A Kiwi woman is reported to be one of the five people injured after an out-of-control cruise ship hit a dock and a tourist boat in Venice.
The incident, which happened on Saturday morning local time, prompted calls for cruise ships to be banned from the popular tourist spot.
Videos of the crash posted to Twitter show the MSC Opera cruise ship blaring its horn as it is unable to stop, before ramming into the River Countess tourist boat.
It then hit the dock as terrified onlookers ran away. The crash happened on the busy Giudecca Canal, a major water thoroughfare in the city of canals.
It prompted a flurry of reactions from Italian politicians, many calling for cruise ships to be banned from the canal.
Environment Minister Sergio Costa tweeted:
"What happened in the port of Venice is confirmation of what we have been saying for some time."
"Cruise ships must not sail down the Giudecca. We have been working on moving them for months now... and are nearing a solution."
While Infrastructure Minister Danilo Toninelli said: "After many years of inertia, we are finally close to a definitive solution to protect both the lagoon and tourism."
Medical authorities said four of the women — an American, a New Zealander and two Australians between the ages of 67 and 72 — were injured falling or trying to run away when the cruise ship rammed into the River Countess, AP Reported.

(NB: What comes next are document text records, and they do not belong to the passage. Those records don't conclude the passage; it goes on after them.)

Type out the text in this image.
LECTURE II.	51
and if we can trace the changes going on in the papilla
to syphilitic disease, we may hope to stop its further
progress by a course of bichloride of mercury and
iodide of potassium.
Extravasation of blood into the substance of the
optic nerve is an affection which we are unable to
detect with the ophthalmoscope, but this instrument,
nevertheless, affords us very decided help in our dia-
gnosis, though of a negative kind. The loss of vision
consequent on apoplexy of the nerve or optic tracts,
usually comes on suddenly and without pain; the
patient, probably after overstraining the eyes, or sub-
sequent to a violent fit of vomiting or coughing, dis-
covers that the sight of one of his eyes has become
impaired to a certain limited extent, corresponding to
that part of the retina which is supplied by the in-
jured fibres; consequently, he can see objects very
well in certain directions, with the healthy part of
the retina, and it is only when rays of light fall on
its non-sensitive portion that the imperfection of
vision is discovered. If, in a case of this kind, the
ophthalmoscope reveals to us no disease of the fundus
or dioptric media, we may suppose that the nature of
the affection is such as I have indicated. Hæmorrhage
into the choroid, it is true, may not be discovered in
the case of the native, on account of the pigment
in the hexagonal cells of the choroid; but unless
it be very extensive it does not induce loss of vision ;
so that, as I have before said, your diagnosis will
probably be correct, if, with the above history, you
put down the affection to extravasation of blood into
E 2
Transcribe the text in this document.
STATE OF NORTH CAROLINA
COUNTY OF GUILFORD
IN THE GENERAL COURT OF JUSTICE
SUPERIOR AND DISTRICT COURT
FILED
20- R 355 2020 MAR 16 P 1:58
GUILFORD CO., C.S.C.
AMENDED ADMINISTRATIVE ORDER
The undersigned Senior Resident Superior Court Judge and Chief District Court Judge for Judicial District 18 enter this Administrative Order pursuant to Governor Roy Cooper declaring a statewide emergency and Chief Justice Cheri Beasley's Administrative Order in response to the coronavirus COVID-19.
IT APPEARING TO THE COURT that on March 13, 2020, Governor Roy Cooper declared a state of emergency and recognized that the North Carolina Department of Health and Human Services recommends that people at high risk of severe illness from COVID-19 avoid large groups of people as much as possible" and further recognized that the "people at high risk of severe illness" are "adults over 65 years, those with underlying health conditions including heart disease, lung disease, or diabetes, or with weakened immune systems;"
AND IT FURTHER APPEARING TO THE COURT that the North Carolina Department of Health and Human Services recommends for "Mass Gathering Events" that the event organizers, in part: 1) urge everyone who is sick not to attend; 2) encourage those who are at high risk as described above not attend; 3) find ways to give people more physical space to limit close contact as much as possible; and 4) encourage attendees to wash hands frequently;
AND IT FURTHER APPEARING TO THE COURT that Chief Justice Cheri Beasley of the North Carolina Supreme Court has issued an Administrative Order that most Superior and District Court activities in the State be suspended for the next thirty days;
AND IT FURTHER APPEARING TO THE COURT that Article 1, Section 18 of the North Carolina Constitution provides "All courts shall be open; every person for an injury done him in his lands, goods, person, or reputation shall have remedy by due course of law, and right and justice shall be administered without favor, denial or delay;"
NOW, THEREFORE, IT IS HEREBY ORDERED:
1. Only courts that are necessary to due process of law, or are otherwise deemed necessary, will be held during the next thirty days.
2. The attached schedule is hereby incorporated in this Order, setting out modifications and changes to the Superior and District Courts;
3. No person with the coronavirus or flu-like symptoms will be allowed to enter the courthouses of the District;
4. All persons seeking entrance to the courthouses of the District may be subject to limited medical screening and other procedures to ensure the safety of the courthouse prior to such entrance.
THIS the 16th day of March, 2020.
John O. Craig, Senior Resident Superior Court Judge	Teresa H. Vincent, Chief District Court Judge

The ship's owner, MSC Cruises said the vessel had a mechanical problem as it was about to dock, and the captain lost control.
Elisabetta Pasqualin told AP she was watering plants on her terrace when she heard warning sirens and stepped out to see the crash.
“There was this huge ship in a diagonal position in the Giudecca Canal, with a tugboat near which seemed like it couldn’t do anything,” she said.
Cruise ships have led to a boom in tourism in the famous Italian city, but many locals think the price they have paid is too high.
Opponents say the city can't cope with the number of tourists and the huge ships cause pollution and are harmful for the city's already fragile system of canals.